As if to underscore the point, little Timmy began making siren noises as he drove his toy car over and back along the table.

And I couldn’t help it. I began to laugh. It wasn’t really funny. This whole situation was tragic, really. All my girlfriends had gotten their happily-ever-afters, and I was looking at a life as a single mom. I still hadn’t told Rome about the baby. I was jobless, and I had about four months’ worth of cash to sustain me through however long it would take to find a job as a heavily pregnant lady.

In short, my life was in shambles.

But Penny was here, and Bonnie came in, her bump a little more obvious than mine on her thin frame, blond hair windblown and glossy. The two of them got on their phones and called reinforcements, namely Dani and Layla, our other two girlfriends.

They sat me down and I told them the whole sordid tale, NDA be damned. They laughed and cried and hugged me, and I realized I’d been wrong about these women.

They saw me.
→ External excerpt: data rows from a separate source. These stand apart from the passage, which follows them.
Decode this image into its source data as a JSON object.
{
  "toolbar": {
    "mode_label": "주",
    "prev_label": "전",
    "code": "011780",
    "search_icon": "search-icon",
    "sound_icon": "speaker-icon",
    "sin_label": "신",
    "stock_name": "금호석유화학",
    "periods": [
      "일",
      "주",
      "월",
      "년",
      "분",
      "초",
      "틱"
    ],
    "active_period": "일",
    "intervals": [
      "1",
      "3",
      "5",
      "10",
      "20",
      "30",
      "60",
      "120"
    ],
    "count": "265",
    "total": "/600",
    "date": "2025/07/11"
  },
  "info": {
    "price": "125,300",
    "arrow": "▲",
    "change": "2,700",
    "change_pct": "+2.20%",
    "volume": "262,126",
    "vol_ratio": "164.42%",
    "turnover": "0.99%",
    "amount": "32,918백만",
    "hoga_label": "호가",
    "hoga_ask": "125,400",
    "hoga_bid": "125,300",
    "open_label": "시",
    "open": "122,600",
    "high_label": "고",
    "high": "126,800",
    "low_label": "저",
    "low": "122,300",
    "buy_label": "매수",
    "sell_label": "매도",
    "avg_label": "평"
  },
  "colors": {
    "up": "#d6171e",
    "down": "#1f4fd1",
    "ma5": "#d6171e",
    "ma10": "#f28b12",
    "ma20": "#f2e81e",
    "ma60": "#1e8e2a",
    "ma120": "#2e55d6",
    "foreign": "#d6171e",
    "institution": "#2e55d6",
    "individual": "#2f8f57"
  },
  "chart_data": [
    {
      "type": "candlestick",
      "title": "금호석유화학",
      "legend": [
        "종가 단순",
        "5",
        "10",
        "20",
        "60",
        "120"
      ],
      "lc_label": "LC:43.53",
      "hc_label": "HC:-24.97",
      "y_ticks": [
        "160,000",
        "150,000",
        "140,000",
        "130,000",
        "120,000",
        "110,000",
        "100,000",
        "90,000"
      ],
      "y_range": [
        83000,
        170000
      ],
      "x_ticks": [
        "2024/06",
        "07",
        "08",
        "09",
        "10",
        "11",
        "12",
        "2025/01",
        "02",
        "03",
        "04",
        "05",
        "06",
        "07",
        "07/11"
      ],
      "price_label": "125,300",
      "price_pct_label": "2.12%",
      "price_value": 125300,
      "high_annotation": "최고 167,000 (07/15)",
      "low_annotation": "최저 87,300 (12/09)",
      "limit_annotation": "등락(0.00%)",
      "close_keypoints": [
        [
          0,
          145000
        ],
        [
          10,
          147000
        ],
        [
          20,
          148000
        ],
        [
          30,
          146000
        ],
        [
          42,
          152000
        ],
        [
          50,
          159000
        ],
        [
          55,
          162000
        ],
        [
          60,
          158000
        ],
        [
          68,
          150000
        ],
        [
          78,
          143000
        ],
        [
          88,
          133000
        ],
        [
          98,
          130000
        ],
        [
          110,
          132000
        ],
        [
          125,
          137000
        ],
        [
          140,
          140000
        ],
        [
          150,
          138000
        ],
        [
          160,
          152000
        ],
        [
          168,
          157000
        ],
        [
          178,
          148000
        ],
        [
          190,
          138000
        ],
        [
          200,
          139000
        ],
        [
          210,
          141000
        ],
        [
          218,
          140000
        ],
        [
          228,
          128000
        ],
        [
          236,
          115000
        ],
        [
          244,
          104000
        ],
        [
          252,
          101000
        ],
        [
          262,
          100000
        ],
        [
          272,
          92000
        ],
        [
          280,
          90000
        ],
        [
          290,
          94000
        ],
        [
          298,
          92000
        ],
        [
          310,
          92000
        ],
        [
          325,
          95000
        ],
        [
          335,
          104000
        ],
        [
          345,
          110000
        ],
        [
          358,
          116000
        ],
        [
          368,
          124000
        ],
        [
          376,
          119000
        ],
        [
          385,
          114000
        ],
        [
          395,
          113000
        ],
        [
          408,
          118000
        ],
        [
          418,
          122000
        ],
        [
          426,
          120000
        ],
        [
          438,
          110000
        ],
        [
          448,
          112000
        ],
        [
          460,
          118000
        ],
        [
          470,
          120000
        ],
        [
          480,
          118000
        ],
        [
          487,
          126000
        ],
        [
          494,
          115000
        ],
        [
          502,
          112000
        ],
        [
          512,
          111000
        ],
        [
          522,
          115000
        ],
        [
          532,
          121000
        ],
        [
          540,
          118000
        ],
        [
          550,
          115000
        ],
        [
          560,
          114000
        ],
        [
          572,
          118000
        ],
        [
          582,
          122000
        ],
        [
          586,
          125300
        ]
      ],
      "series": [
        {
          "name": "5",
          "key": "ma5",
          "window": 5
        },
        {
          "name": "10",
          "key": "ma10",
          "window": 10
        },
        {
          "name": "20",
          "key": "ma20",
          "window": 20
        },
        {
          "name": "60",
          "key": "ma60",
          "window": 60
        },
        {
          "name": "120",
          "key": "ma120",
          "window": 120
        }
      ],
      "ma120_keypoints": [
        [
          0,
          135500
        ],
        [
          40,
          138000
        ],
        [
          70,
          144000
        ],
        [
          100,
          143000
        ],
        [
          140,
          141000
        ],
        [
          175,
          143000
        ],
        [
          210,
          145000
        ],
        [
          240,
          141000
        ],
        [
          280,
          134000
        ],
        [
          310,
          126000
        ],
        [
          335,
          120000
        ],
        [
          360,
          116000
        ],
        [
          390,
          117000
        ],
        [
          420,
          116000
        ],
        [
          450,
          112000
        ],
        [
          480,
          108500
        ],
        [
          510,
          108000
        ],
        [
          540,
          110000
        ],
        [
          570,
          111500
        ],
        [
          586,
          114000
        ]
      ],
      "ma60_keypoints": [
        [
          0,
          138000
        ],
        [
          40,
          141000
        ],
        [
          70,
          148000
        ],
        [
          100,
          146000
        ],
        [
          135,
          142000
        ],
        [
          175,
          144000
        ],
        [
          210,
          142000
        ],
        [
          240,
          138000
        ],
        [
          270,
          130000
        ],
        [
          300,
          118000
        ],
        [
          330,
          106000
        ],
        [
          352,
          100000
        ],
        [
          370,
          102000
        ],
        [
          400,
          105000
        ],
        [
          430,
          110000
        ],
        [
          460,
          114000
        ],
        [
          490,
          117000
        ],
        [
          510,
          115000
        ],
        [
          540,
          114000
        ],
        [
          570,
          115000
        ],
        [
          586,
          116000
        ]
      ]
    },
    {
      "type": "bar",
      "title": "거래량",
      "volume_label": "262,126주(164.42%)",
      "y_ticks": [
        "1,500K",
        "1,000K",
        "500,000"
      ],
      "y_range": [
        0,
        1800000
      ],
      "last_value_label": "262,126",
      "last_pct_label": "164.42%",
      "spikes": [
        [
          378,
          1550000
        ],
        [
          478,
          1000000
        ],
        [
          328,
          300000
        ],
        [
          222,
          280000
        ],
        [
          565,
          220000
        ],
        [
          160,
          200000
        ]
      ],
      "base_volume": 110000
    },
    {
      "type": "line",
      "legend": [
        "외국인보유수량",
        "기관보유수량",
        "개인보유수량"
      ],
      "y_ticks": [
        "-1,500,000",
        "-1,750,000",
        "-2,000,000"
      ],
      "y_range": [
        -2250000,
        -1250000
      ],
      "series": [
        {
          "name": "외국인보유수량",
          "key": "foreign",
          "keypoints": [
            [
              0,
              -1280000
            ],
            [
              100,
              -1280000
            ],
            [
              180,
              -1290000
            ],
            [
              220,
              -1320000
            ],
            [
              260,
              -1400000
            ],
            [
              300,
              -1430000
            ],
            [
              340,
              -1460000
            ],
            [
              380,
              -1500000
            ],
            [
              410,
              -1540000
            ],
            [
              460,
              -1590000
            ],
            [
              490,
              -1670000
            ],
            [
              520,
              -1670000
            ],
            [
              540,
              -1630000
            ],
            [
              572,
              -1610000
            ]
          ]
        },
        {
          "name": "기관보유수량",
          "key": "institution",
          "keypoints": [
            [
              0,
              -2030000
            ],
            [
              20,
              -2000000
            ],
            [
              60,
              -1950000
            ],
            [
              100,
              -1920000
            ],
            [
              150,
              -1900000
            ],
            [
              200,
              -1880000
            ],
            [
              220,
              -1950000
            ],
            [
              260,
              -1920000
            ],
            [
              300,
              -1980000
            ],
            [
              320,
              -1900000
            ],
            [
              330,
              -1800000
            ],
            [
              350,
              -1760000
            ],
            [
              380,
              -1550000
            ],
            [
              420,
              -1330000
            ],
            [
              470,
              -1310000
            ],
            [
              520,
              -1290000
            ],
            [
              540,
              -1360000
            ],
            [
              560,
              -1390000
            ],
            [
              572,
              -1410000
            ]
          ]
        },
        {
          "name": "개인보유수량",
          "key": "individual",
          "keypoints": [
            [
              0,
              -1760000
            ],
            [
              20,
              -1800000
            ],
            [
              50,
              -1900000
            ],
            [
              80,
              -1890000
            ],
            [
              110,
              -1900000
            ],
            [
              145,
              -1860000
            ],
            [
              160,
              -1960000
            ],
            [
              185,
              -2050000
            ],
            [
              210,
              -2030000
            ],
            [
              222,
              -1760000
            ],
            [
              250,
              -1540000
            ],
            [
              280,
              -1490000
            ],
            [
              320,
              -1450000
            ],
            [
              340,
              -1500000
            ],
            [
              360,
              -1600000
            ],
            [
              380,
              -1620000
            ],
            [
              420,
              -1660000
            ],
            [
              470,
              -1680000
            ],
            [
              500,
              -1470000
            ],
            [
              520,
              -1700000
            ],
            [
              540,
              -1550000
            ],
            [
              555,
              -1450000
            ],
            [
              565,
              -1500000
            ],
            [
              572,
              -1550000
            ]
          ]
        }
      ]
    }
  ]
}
Theylovedme. I wasn’t a placeholder or a stepping stone to them. I wasn’t a vague, woman-shaped entity in their lives that they picked up and put down whenever it was convenient.

I was a friend. A friend who had hurt them by keeping myself apart.

But, oddly, I felt like I’d needed my months of isolation. I’d needed that time to remind myself that I mattered; otherwise, no matter how many times one of them wrapped me in a hug or held my hand or told me they’d help me through the next year, there was no way the old me would have believed them.

I would have thought they were telling me pretty lies, and I would have gone home to lock myself away on my own.

Now, as they rallied around me, I was ready to accept their support.

“You’ll need baby things,” Dani said. She had two of her own. “Don’t worry. We’ll figure that out for you. Won’t we?”

“Damn straight,” Penny said, and Tim looked up with wide eyes. Penny kissed his head and said, “I know I said a bad word. I’m allowed. You’re not.”

The mischievous glint in the little boy’s eyes told me he didn’t quite believe his mother. I laughed, knowing I had that to look forward to in a few years.

The future wasn’t quite as bleak as it had been an hour before. I was still jobless and broke, but I realized that I mattered to these women. And I mattered to myself.

The only thorn in my side was the little detail of telling Rome about the baby. Now that the first trimester had well and truly passed, my list of excuses was dwindling down to nothing. Roseanne had said it to me straight: I was acting like a coward.

It was time to face the man that had broken my heart and nearly broken me in the process. I just didn’t know if the newly transformed me would be strong enough to deal with the consequences of his reaction.

FORTY-ONE

ROME

Willand Natasha were lucky with the weather for their wedding day. It rained in Lake Como for a week straight leading up to the big day, and the morning of the big event, the skies cleared and revealed a beautiful, mirror-still lake surrounded with rolling hills. The trees were only just starting to bud, so the hills weren’t as lush and green as they would be a month or two from now, but it was still a beautiful sight. As it was only early March, it was the off-season, so we had the whole place to ourselves. My family had rented out the entire luxury hotel on the bank of the lake, and the whole place was abuzz.

Nikki would have loved this view of the lake, with the early morning sun glinting off the water and the surrounding slopes. She’d worn a dress the exact color of the water on one of our first nights out together.

I turned away from the sight, grimacing. I had to stop thinking things like that. We’d been apart for longer than we’d been together; it was getting ridiculous.

“Rome!” My mother walked down the cobblestones leading to the lookout where I stood. I leaned against the hip-high stone banister and waited for her approach. She surveyed my tuxedo with a critical eye, plucking a piece of lint off the lapel. “I need you to go see your brother. He’s already drunk and making a fool of himself. I want him standing on his own feet in his wedding photos.”

“I wonder if Will wants the same.”

She gave me a withering look and clip-clopped back up the path. Halfway up, she turned to give me an exasperated look. “Well?”

I pushed off the balustrade and followed her. Doing my mother’s bidding once again. Some things never changed. She hadn’t mentioned Nikki or the contract, but it hung between us. She knew, and she knew I knew she knew.

My brother was well on his way to being plastered when I found him in his suite, his tie askew, his nose red. I took the glass of alcohol out of his grasp and replaced it with water.

“You’re no fun,” he complained.

“I have strict orders to get you to your own wedding without you falling flat on your face.”

Will snorted. “Try-hard,” he mumbled under his breath. “Always have to be the perfect son, don’t you?”

I frowned as I dumped his drink down the sink, grabbing another water for myself. “What the hell is that supposed to mean?”